In the mid 1980s, she started to employ drum machines in the unlikely context of improvised music. While limited to the standard technology provided by the drum machine, she nevertheless forged her own highly sensitive signature style, using a multiple array of dequantified machines augmented by samplers. By trying to make the drum machine “sound broken” she “founded a new world for the instrument, taking it far beyond backing rhythms and robotic fills” (Adam Strohm, Dusted)
In 2000, she started using the laptop computer to expand on her already signature sound, broadening her scope of musical expression, and opening up new worlds of sound and possibilities of musical interaction.
In recent years she has appeared at the Tate Modern, performing specially commissioned soundtracks to the films of American surrealist film maker Maya Deren, revisited dance rhythms on the CD Class Insecta, curated the Music Unlimited festival in Austria, made an animated DVD of the journey of the soul from hell to heaven (Bhima Swarga, Tzadik), and had her musical career celebrated by the Japan Society in New York with a series of events curated by John Zorn.

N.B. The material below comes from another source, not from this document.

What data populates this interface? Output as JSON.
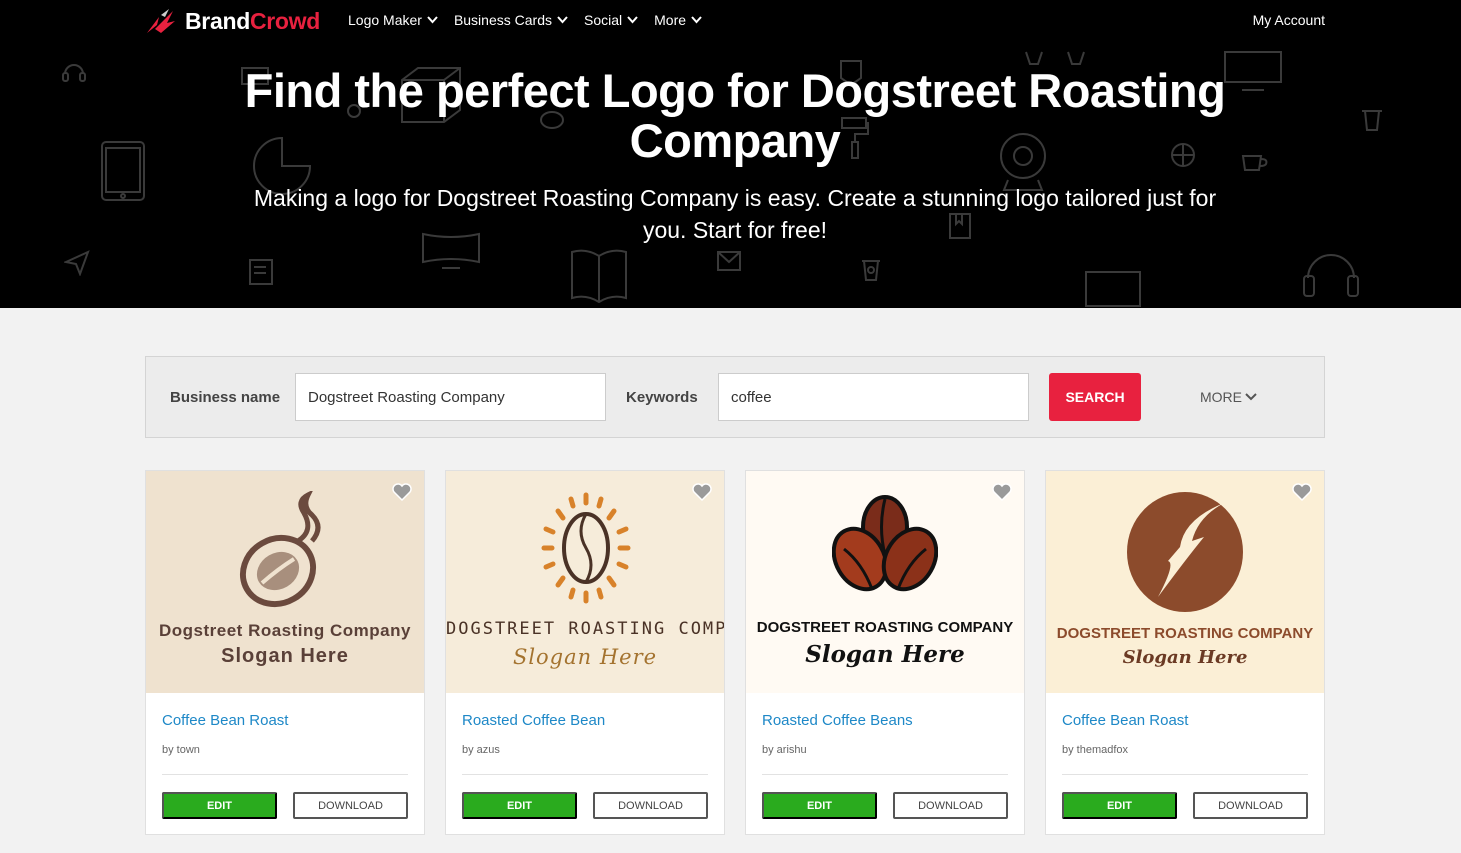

Since her days with DNA, Ikue has gradually reduced her kit from acoustic drums to drum machines to laptop computer. The third night of the residency sees her playing with two musicians who also have distinctive approaches to technology and physicality in music. Chris Cutler uses electronics to radically expand the sonic range of his drumkit and generate an almost orchestral barrage of sound. John Butcher pushes both the machinery of the saxophone and his own physical capabilities to the limit, producing sounds which hover between noise and music and which inject a strange and powerful physicality into any musical situation.